In one instance, I’d forgotten to reconnect the tablet to my home Wi-Fi network (Comcast) and didn’t notice that it’d been using T-Mobile’s connection for almost an entire day. And the data plans come with free hotspot capabilities so you can share the tablet’s 4G connection with up to five different devices, which is a huge plus.
The backside of the tablet houses two cameras for shooting high-definition 3D video. You’ll need to use the included pair of blue and red glasses to get the effect, but everything works pretty well. I wouldn’t buy the tablet just for the 3D, though—it’s more gimmicky than practical unless you’re a 3D nut. If you’ve got a 3D TV, too, you can use the tablet’s built-in HDMI connection to watch your recorded videos on the big screen.

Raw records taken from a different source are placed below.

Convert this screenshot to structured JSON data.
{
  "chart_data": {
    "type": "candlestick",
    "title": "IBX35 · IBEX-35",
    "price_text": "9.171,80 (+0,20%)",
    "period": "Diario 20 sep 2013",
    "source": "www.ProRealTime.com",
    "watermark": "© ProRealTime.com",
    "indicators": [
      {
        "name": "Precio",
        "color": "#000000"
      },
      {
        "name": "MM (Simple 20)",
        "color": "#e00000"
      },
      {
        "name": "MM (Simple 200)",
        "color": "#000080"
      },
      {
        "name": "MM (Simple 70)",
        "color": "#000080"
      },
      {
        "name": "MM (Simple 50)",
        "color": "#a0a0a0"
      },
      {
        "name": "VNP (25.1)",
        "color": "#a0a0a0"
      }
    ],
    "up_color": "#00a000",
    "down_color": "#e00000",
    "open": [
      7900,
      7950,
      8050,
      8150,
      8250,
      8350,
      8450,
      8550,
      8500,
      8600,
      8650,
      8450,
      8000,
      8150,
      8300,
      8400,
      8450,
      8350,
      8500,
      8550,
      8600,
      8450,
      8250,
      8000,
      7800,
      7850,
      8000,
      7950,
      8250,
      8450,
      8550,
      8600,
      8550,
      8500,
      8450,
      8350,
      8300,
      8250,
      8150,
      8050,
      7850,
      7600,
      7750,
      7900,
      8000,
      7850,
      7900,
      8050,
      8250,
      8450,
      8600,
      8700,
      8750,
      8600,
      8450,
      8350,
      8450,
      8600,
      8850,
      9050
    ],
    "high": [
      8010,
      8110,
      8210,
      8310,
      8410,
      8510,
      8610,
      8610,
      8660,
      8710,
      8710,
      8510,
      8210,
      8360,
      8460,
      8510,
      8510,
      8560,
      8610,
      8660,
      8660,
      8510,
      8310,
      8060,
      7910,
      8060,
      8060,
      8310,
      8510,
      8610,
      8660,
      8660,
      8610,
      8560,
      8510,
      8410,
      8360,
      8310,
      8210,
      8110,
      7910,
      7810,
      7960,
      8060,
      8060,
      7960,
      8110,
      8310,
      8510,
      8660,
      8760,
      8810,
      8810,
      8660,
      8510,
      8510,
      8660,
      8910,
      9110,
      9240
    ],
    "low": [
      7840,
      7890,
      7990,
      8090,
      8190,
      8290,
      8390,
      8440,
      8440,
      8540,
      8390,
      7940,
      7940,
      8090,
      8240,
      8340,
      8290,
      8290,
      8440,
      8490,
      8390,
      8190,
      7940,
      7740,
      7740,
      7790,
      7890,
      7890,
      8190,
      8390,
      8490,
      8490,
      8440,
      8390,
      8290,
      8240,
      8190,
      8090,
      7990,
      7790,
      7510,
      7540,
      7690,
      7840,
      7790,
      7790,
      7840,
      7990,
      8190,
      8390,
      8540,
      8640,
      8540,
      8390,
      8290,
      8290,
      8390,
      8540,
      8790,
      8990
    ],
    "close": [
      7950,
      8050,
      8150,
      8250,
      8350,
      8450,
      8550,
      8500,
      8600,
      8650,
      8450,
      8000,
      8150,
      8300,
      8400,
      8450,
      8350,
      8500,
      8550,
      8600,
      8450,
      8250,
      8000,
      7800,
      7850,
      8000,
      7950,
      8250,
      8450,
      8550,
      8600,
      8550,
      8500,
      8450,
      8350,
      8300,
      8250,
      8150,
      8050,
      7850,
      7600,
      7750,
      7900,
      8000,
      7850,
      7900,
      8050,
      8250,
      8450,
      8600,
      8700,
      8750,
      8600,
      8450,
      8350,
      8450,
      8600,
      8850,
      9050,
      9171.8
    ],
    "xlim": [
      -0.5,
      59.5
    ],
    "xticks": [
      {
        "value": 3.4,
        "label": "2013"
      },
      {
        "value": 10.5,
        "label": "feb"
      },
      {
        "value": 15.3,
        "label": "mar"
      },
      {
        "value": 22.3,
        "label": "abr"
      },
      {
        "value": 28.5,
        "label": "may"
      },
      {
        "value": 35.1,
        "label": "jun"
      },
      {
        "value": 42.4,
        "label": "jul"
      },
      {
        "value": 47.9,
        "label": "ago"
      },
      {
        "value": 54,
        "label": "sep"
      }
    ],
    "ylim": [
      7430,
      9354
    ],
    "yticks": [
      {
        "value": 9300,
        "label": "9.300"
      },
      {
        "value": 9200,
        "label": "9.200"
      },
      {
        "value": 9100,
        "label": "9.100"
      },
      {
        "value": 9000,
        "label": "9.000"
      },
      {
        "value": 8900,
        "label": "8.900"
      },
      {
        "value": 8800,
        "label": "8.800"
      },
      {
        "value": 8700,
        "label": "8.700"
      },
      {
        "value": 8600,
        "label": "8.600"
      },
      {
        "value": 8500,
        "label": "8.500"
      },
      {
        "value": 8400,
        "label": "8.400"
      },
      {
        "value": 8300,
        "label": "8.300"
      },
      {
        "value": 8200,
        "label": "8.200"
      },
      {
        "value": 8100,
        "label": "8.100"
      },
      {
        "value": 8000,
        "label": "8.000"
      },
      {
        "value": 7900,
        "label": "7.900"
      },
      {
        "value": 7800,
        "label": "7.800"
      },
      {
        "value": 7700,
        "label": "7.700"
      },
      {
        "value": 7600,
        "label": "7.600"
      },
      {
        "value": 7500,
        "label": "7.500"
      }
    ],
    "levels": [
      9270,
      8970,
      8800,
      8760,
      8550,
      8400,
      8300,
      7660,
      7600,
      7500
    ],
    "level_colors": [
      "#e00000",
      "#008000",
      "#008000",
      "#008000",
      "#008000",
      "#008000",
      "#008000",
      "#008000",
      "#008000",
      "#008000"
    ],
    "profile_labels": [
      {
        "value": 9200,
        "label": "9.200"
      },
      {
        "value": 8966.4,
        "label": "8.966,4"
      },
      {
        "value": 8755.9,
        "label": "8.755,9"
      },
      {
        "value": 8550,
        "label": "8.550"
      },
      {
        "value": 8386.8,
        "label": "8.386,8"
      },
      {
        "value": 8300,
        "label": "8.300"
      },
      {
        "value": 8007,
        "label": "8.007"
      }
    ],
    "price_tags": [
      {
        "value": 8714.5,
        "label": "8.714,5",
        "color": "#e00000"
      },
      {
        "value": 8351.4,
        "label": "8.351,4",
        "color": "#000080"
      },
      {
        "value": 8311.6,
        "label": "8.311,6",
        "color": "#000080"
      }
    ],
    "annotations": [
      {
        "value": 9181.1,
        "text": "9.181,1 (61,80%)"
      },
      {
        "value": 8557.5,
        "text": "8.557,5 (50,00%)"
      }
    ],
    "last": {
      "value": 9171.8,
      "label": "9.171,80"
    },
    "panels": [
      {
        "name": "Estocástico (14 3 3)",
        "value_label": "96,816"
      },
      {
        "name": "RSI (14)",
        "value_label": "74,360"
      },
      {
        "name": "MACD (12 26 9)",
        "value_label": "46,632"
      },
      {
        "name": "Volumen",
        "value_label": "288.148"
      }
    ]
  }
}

There are 32 gigabytes of storage on board, but the G-Slate is curiously missing an expansion slot—that’s been a selling point over other tablets that rhyme with “my dad” if you catch my drift, so it’s an odd omission.
Google’s Android 3.0 (Honeycomb) software is relatively slick given that it hasn’t been on the market for too long. Everything runs pretty smoothly on the G-Slate despite the Android Market having fewer than 100 tablet-specific apps at the moment and most of the older phone-centric Android apps I tried worked just fine, too.
I’ve experienced occasional pokiness and one instance where the tablet just reset itself for no reason but I’ve been pleasantly surprised for the most part. The overall experience feels a bit complicated at first but it doesn’t take long to catch on. I was initially worried that Google’s insistence on using software-based Home, Back and Menu buttons instead of physical buttons would make for a bumpy ride but it hasn’t been an issue for me at all.
T-Mobile includes a TV and movie streaming app that has a few live TV streams by Fox, the Weather Channel, and a handful of no-namers plus a smattering of on-demand movies and TV shows from the likes of A&E, Discovery, and the History Channel. There’s a free 30-day trial, after which it costs $10 per month plus extra for movies.